Star Wires

B211/B213 filament in the Taurus Molecular Cloud. Blue represents 160 microns wavelength, green is 250 microns and red is at 500 microns. Credit: ESA/Herschel/PACS, SPIRE/Gould Belt survey Key Programme/Palmeirim et al. 2013

B211/B213 filament in the Taurus Molecular Cloud. Blue represents 160 microns wavelength, green is 250 microns and red is at 500 microns. Credit: ESA/Herschel/PACS, SPIRE/Gould Belt survey Key Programme/Palmeirim et al. 2013

 

May 31, 2016

Galaxies are threaded through with filaments.

The Herschel Space Observatory was launched with the largest spaceborne mirror ever constructed: 3.5 meters in diameter. Herschel was set to orbit around LaGrange point L2 in July 2009, to protect its liquid helium-cooled infrared detectors. However, Herschel’s helium coolant system was built to last only three years, so on April 29, 2013 its mission came to an end.

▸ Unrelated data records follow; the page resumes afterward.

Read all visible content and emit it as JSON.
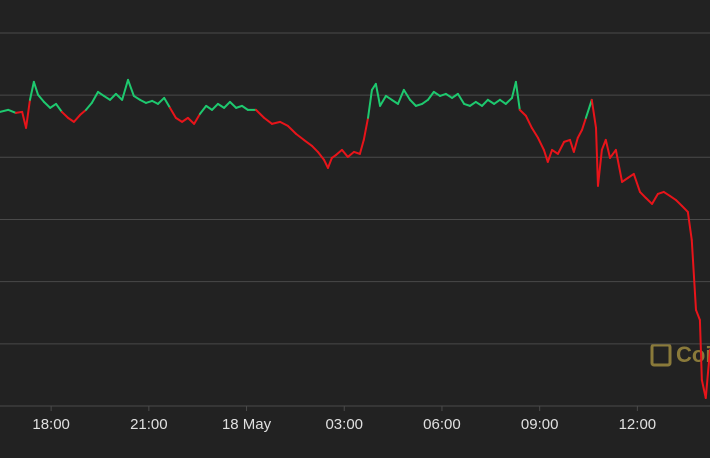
{
  "chart_data": {
    "type": "line",
    "watermark": "CoinDesk",
    "up_color": "#1ec96f",
    "down_color": "#e8141a",
    "grid": true,
    "xlim": [
      16.43,
      38.23
    ],
    "xticks": [
      {
        "value": 18,
        "label": "18:00"
      },
      {
        "value": 21,
        "label": "21:00"
      },
      {
        "value": 24,
        "label": "18 May"
      },
      {
        "value": 27,
        "label": "03:00"
      },
      {
        "value": 30,
        "label": "06:00"
      },
      {
        "value": 33,
        "label": "09:00"
      },
      {
        "value": 36,
        "label": "12:00"
      }
    ],
    "ylim": [
      0,
      65.3
    ],
    "yticks": [
      0,
      10,
      20,
      30,
      40,
      50,
      60
    ],
    "x": [
      16.43,
      16.68,
      16.92,
      17.11,
      17.23,
      17.35,
      17.47,
      17.6,
      17.78,
      17.97,
      18.15,
      18.33,
      18.52,
      18.7,
      18.89,
      19.07,
      19.25,
      19.44,
      19.62,
      19.81,
      19.99,
      20.18,
      20.36,
      20.54,
      20.73,
      20.91,
      21.1,
      21.28,
      21.47,
      21.65,
      21.83,
      22.02,
      22.2,
      22.39,
      22.57,
      22.76,
      22.94,
      23.12,
      23.31,
      23.49,
      23.68,
      23.86,
      24.04,
      24.29,
      24.54,
      24.78,
      25.03,
      25.27,
      25.52,
      25.76,
      26.01,
      26.19,
      26.38,
      26.5,
      26.62,
      26.75,
      26.93,
      27.11,
      27.3,
      27.48,
      27.6,
      27.73,
      27.85,
      27.97,
      28.1,
      28.28,
      28.46,
      28.65,
      28.83,
      29.02,
      29.2,
      29.39,
      29.57,
      29.75,
      29.94,
      30.12,
      30.31,
      30.49,
      30.68,
      30.86,
      31.04,
      31.23,
      31.41,
      31.6,
      31.78,
      31.96,
      32.15,
      32.27,
      32.39,
      32.58,
      32.76,
      32.95,
      33.13,
      33.25,
      33.38,
      33.56,
      33.75,
      33.93,
      34.05,
      34.17,
      34.3,
      34.42,
      34.54,
      34.6,
      34.73,
      34.79,
      34.91,
      35.03,
      35.16,
      35.34,
      35.53,
      35.71,
      35.89,
      36.08,
      36.26,
      36.45,
      36.63,
      36.81,
      37.0,
      37.18,
      37.37,
      37.55,
      37.67,
      37.8,
      37.92,
      37.98,
      38.1,
      38.23
    ],
    "values": [
      47.3,
      47.63,
      47.14,
      47.3,
      44.73,
      49.24,
      52.13,
      50.04,
      48.91,
      47.95,
      48.59,
      47.3,
      46.34,
      45.7,
      46.82,
      47.63,
      48.75,
      50.52,
      49.87,
      49.24,
      50.2,
      49.24,
      52.45,
      49.87,
      49.24,
      48.75,
      49.07,
      48.59,
      49.55,
      47.95,
      46.34,
      45.7,
      46.34,
      45.38,
      46.98,
      48.27,
      47.63,
      48.59,
      47.95,
      48.91,
      47.95,
      48.27,
      47.63,
      47.63,
      46.34,
      45.38,
      45.7,
      45.05,
      43.77,
      42.8,
      41.83,
      40.87,
      39.58,
      38.29,
      39.9,
      40.39,
      41.19,
      40.06,
      40.87,
      40.55,
      42.8,
      46.34,
      50.84,
      51.81,
      48.27,
      49.87,
      49.24,
      48.59,
      50.84,
      49.24,
      48.27,
      48.59,
      49.24,
      50.52,
      49.87,
      50.2,
      49.55,
      50.2,
      48.59,
      48.27,
      48.91,
      48.27,
      49.24,
      48.59,
      49.24,
      48.59,
      49.55,
      52.13,
      47.63,
      46.66,
      44.73,
      43.12,
      41.19,
      39.26,
      41.19,
      40.55,
      42.48,
      42.8,
      40.87,
      43.12,
      44.41,
      46.34,
      48.27,
      49.24,
      44.73,
      35.4,
      41.19,
      42.8,
      39.9,
      41.19,
      36.04,
      36.69,
      37.33,
      34.43,
      33.47,
      32.5,
      34.11,
      34.43,
      33.79,
      33.15,
      32.18,
      31.21,
      26.71,
      15.45,
      13.84,
      4.18,
      1.29,
      9.01
    ]
  }
}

According to a recent press release, astronomers working with data provided by Herschel found evidence for electric circuits in space, although that is not how consensus astronomers label their observations. They identified “… an intricate pattern of filaments dotted with a few compact, bright cores: the seeds of future stars.”

Filaments of electric charge can flow in closed circuits through plasma. It is electric circuits in space that distinguishes Electric Universe theory from most conventional viewpoints. “Mysterious” phenomena are readily explained when observational evidence is coupled with laboratory experiments. That alone distinguishes Electric Universe concepts from others. Gravity-based theories are impossible to model in the laboratory.

As Philippe André, Principal Investigator for the Herschel Gould Belt Survey, wrote:

“The greatest surprise was the ubiquity of filaments in these nearby clouds and their intimate connection with star formation.”

It is those braided plasma filaments that confirm the existence of circuits in space. Celestial bodies are not isolated from one another but are connected across vast distances. Electric discharges in plasma create magnetic sheaths along their axes. High current discharges cause the sheathes to glow while creating other sheaths within. Double layers form when positive charges build up in one region and negative charges build up nearby. Electric fields develop between regions, which accelerates charged particles. Electric charges spiral in the magnetic fields, emitting X-rays, extreme ultraviolet, and sometimes gamma rays.

Electromagnetism “pinches” those channels, otherwise known as Birkeland currents, into filaments that tend to attract each other in pairs. Electric fields along the plasma strands generate electric forces that can be 39 orders of magnitude greater than gravity. However, when Birkeland currents approach each other, instead of merging, they twist into a helix that rotates faster as it compresses tighter. It is those “cosmic transmission lines” that make up galactic circuits.

The cosmos is laced with those interacting circuits, each of them composed of untold numbers of twisting Birkeland currents. There are power-consuming loads in those circuits converting electrical energy into rotational energy. They are known as galaxies. Galaxies exist within the filamentary circuit of electricity threading the cosmos like power lines through a city. They should be evaluated according to electrodynamic principles rather than mechanical behavior—with mysterious magnetic fields added to save the theory.

In an Electric Universe, large-scale plasma discharges form coherent filaments that exhibit electrodynamic behavior. Gravity and kinetic energy do contribute to the behavior of star clusters and galaxies but it is not their fundamental energy source. Stars in galaxies can form like silver beads on a string, lining-up for great distances.

When plasma moves through a cloud of dust and gas, some of the neutral molecules in the cloud are ionized, initiating electric fields, and thereby creating magnetic fields that tend to align and constrict the charge flow. Since Birkeland currents are electromagnetic, they isolate regions of opposite charge and prevent them from neutralizing. Planetary nebulae are spun from intricate webs of lighted tendrils. Herbig-Haro stars and energetic galaxies emit braided jets. Some galaxies look “hairy,” with threads of material extending from them.

Presumptions are hard to ignore. Conventional researchers do not understand several factors, which hampers their ability to grasp the fundamental nature of the cosmos. In particular, the adherence to redshift for cosmic distance measurements and a lack of knowledge when it comes to electricity.